Extending the formalism of Datta, Bharadwaj & Choudhury (2007) for detecting ionized bubbles in redshifted 21 cm maps using a matched-filtering technique, we use different simulations to analyze the impact of HI fluctuations outside the bubble on the
detectability of the bubble. In the first three kinds of simulations there is a spherical bubble of comoving radius R_b, the one that we are trying to detect, located at the center, and the neutral hydrogen (HI) outside the bubble traces the underlying dark matter distribution. We consider three different possible scenarios of reionization, i.e., (i) there is a single bubble (SB) in the field of view (FoV) and the hydrogen neutral fraction is constant outside this bubble (ii) patchy reionization with many small ionized bubbles in the FoV (PR1) and (iii) many spherical ionized bubbles of the same radius $R_b$ (PR2). The fourth kind of simulation uses more realistic maps based on semi-numeric modelling (SM) of ionized regions. We find that for both the SB and PR1 scenarios the fluctuating IGM restricts bubble detection to size R_b<= 6 Mpc and R_b<= 12 Mpc for the GMRT and the MWA respectively, however large be the integration time.

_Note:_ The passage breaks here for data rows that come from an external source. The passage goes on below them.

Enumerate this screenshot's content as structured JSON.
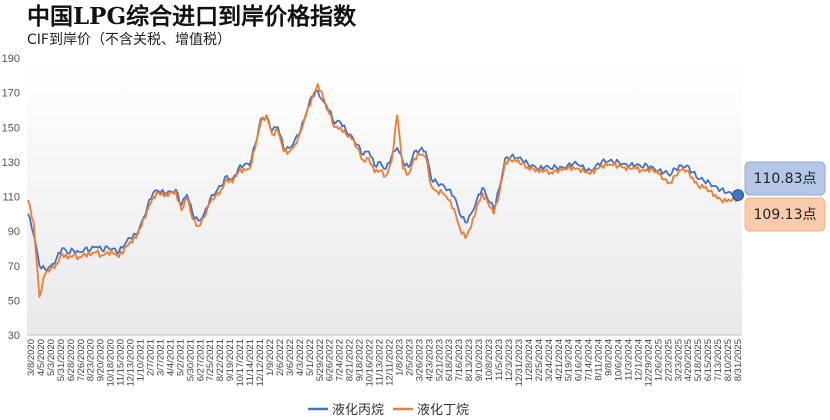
{
  "chart_data": {
    "type": "line",
    "title": "中国LPG综合进口到岸价格指数",
    "subtitle": "CIF到岸价（不含关税、增值税）",
    "ylim": [
      30,
      190
    ],
    "yticks": [
      30,
      50,
      70,
      90,
      110,
      130,
      150,
      170,
      190
    ],
    "grid": false,
    "legend_position": "bottom",
    "xticks": [
      "3/8/2020",
      "4/5/2020",
      "5/3/2020",
      "5/31/2020",
      "6/28/2020",
      "7/26/2020",
      "8/23/2020",
      "9/20/2020",
      "10/18/2020",
      "11/15/2020",
      "12/13/2020",
      "1/10/2021",
      "2/7/2021",
      "3/7/2021",
      "4/4/2021",
      "5/2/2021",
      "5/30/2021",
      "6/27/2021",
      "7/25/2021",
      "8/22/2021",
      "9/19/2021",
      "10/17/2021",
      "11/14/2021",
      "12/12/2021",
      "1/9/2022",
      "2/6/2022",
      "3/6/2022",
      "4/3/2022",
      "5/1/2022",
      "5/29/2022",
      "6/26/2022",
      "7/24/2022",
      "8/21/2022",
      "9/18/2022",
      "10/16/2022",
      "11/13/2022",
      "12/11/2022",
      "1/8/2023",
      "2/5/2023",
      "3/26/2023",
      "4/23/2023",
      "5/21/2023",
      "6/18/2023",
      "7/16/2023",
      "8/13/2023",
      "9/10/2023",
      "10/8/2023",
      "11/5/2023",
      "12/3/2023",
      "12/31/2023",
      "1/28/2024",
      "2/25/2024",
      "3/24/2024",
      "4/21/2024",
      "5/19/2024",
      "6/16/2024",
      "7/14/2024",
      "8/11/2024",
      "9/8/2024",
      "10/6/2024",
      "11/3/2024",
      "12/1/2024",
      "12/29/2024",
      "1/26/2025",
      "2/23/2025",
      "3/23/2025",
      "4/20/2025",
      "5/18/2025",
      "6/15/2025",
      "7/13/2025",
      "8/10/2025",
      "8/31/2025"
    ],
    "xticks_shown": [
      "3/8/2020",
      "4/5/2020",
      "5/3/2020",
      "5/31/2020",
      "6/28/2020",
      "7/26/2020",
      "8/23/2020",
      "9/20/2020",
      "10/18/2020",
      "11/15/2020",
      "12/13/2020",
      "1/10/2021",
      "2/7/2021",
      "3/7/2021",
      "4/4/2021",
      "5/2/2021",
      "5/30/2021",
      "6/27/2021",
      "7/25/2021",
      "8/22/2021",
      "9/19/2021",
      "10/17/2021",
      "11/14/2021",
      "12/12/2021",
      "1/9/2022",
      "2/6/2022",
      "3/6/2022",
      "4/3/2022",
      "5/1/2022",
      "5/29/2022",
      "6/26/2022",
      "7/24/2022",
      "8/21/2022",
      "9/18/2022",
      "10/16/2022",
      "11/13/2022",
      "12/11/2022",
      "1/8/2023",
      "2/5/2023",
      "3/26/2023",
      "4/23/2023",
      "5/21/2023",
      "6/18/2023",
      "7/16/2023",
      "8/13/2023",
      "9/10/2023",
      "10/8/2023",
      "11/5/2023",
      "12/3/2023",
      "12/31/2023",
      "1/28/2024",
      "2/25/2024",
      "3/24/2024",
      "4/21/2024",
      "5/19/2024",
      "6/16/2024",
      "7/14/2024",
      "8/11/2024",
      "9/8/2024",
      "10/6/2024",
      "11/3/2024",
      "12/1/2024",
      "12/29/2024",
      "1/26/2025",
      "2/23/2025",
      "3/23/2025",
      "4/20/2025",
      "5/18/2025",
      "6/15/2025",
      "7/13/2025",
      "8/10/2025",
      "8/31/2025"
    ],
    "series": [
      {
        "name": "液化丙烷",
        "color": "#4472C4",
        "values": [
          100,
          88,
          70,
          68,
          70,
          74,
          80,
          77,
          79,
          78,
          80,
          79,
          81,
          79,
          81,
          80,
          78,
          82,
          86,
          88,
          95,
          104,
          112,
          113,
          112,
          113,
          114,
          105,
          111,
          100,
          96,
          100,
          108,
          112,
          116,
          122,
          120,
          126,
          128,
          128,
          140,
          155,
          156,
          148,
          150,
          138,
          138,
          143,
          148,
          158,
          168,
          171,
          165,
          160,
          152,
          153,
          148,
          145,
          140,
          134,
          136,
          128,
          130,
          126,
          133,
          138,
          130,
          127,
          136,
          137,
          136,
          120,
          118,
          117,
          114,
          110,
          100,
          95,
          100,
          108,
          115,
          108,
          103,
          115,
          132,
          133,
          132,
          131,
          129,
          128,
          126,
          127,
          126,
          127,
          127,
          128,
          129,
          128,
          126,
          125,
          128,
          130,
          130,
          130,
          130,
          129,
          128,
          128,
          127,
          128,
          127,
          125,
          124,
          122,
          126,
          128,
          128,
          124,
          120,
          119,
          118,
          116,
          114,
          112,
          111,
          110.83
        ]
      },
      {
        "name": "液化丁烷",
        "color": "#ED7D31",
        "values": [
          108,
          95,
          52,
          65,
          68,
          71,
          77,
          74,
          76,
          75,
          77,
          76,
          78,
          76,
          78,
          77,
          75,
          80,
          84,
          86,
          93,
          102,
          110,
          112,
          110,
          112,
          113,
          102,
          109,
          97,
          93,
          98,
          106,
          110,
          114,
          120,
          118,
          124,
          126,
          126,
          138,
          153,
          157,
          146,
          148,
          136,
          136,
          140,
          147,
          157,
          167,
          175,
          167,
          158,
          150,
          150,
          146,
          143,
          138,
          131,
          132,
          124,
          125,
          122,
          130,
          157,
          126,
          123,
          132,
          134,
          133,
          116,
          113,
          112,
          108,
          103,
          92,
          86,
          92,
          104,
          112,
          106,
          100,
          112,
          130,
          131,
          130,
          129,
          127,
          126,
          124,
          125,
          124,
          125,
          125,
          126,
          127,
          126,
          124,
          123,
          126,
          128,
          128,
          128,
          128,
          127,
          126,
          126,
          125,
          126,
          125,
          123,
          120,
          118,
          122,
          125,
          125,
          121,
          116,
          115,
          113,
          111,
          108,
          107,
          108,
          109.13
        ]
      }
    ],
    "end_labels": [
      {
        "series": "液化丙烷",
        "value": 110.83,
        "text": "110.83点"
      },
      {
        "series": "液化丁烷",
        "value": 109.13,
        "text": "109.13点"
      }
    ]
  }
}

These results are well explained by analytical predictions. Large uncertainty due to the HI fluctuations restricts bubble detection in the PR2 scenario for neutral fraction x_HI<0.6. The matched-filter technique works well even when the targeted ionized bubble is non-spherical due to surrounding bubbles and inhomogeneous recombination (SM). We find that determining the size and positions of the bubbles is not limited by the HI fluctuations in the SB and PR1 scenario but limited by the instruments angular resolution instead, and this can be done more precisely for larger bubble (abridged).